昼間は賑やかなワドルディの町も、皆が寝静まった夜は静かだ。
遥か遠く、異空を超えた遥か彼方にある故郷では、夜に活動する種族も多くいたものだった。この世界にも夜行性の生物は存在しているのだろうが、この町はワドルディで溢れかえっている。彼らはお月さんが顔を出せばみんな自然と棲家に帰り、眠りにつく。そんないい子ちゃんではさらさらねえオレも仮の寝床に横たわってはみるものの、風の音や揺れる草木の音、そして自らの心臓の音がいやに響いて仕方がない。
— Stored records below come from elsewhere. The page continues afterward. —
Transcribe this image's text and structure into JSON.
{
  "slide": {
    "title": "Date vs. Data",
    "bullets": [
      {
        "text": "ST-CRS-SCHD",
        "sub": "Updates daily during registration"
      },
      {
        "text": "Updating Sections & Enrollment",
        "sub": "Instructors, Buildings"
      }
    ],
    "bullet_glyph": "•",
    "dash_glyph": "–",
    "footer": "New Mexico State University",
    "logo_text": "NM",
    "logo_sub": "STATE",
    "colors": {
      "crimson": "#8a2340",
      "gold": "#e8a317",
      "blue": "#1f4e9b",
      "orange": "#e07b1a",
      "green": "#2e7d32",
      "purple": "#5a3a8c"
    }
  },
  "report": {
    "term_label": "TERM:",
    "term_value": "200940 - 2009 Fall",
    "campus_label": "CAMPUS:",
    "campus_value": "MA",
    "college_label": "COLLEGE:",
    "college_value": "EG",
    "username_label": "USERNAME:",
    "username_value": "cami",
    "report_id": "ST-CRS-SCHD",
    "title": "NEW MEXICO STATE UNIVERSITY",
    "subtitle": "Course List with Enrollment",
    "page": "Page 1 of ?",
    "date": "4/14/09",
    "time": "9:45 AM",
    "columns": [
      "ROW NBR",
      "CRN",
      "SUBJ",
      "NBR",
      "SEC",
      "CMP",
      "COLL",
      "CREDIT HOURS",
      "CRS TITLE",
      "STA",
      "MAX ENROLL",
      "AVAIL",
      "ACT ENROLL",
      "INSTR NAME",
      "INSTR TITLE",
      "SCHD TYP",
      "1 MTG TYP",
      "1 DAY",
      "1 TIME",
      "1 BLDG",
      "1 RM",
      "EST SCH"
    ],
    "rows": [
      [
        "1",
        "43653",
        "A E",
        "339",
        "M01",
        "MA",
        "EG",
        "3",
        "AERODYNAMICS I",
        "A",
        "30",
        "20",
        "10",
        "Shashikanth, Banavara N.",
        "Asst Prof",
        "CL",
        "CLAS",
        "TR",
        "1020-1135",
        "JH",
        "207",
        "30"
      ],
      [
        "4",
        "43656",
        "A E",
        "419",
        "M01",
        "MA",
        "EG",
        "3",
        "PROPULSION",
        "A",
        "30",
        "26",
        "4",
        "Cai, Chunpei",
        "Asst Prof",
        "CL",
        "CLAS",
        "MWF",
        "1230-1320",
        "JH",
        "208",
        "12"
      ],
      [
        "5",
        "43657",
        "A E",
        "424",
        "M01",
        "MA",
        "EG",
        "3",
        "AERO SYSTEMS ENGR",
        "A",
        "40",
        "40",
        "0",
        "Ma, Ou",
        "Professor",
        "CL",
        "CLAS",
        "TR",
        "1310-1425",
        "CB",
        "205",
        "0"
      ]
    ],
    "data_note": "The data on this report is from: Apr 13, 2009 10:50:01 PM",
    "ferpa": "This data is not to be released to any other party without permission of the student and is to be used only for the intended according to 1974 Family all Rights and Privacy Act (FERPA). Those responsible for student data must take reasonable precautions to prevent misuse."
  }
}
静かな世界で、自分の心のうちだけが煩い。
穏やかなこの町の平和を、洗脳されていたとはいえ、かつて脅かしたのだ。後悔と、ワドルディたちの危機に何もできなかった無力感が、どきり、どきり、鼓動とともに襲いかかる。静かになれ!と騒いだところでどうしようもないし、とりあえず横になってぼんやりと部屋の天井を見上げている。そのうち少しだけうとうとして、いつの間にか太陽が昇る。そんな日が、しばらく続いている。
傍で眠るワドルディが、わにゃわにゃと寝言を言った。いつの間にかずり落ちていた毛布をかけ直してやりながら、閉じた瞳が開いてくれやしないか、と期待を込める。これも毎日続けているが、一度だって目を開けたことはなく、温かな毛布に包まり直してさっさと夢の世界に旅立ってしまう。オレも安眠妨害がしたいわけじゃねえから、心の中の願いとは裏腹に、起こさなくてよかったとも思う。しばらく気の抜けた顔で眠るだいだい色を眺めてみたが、ざわざわとさざめく心のうちは収まりはしなかった。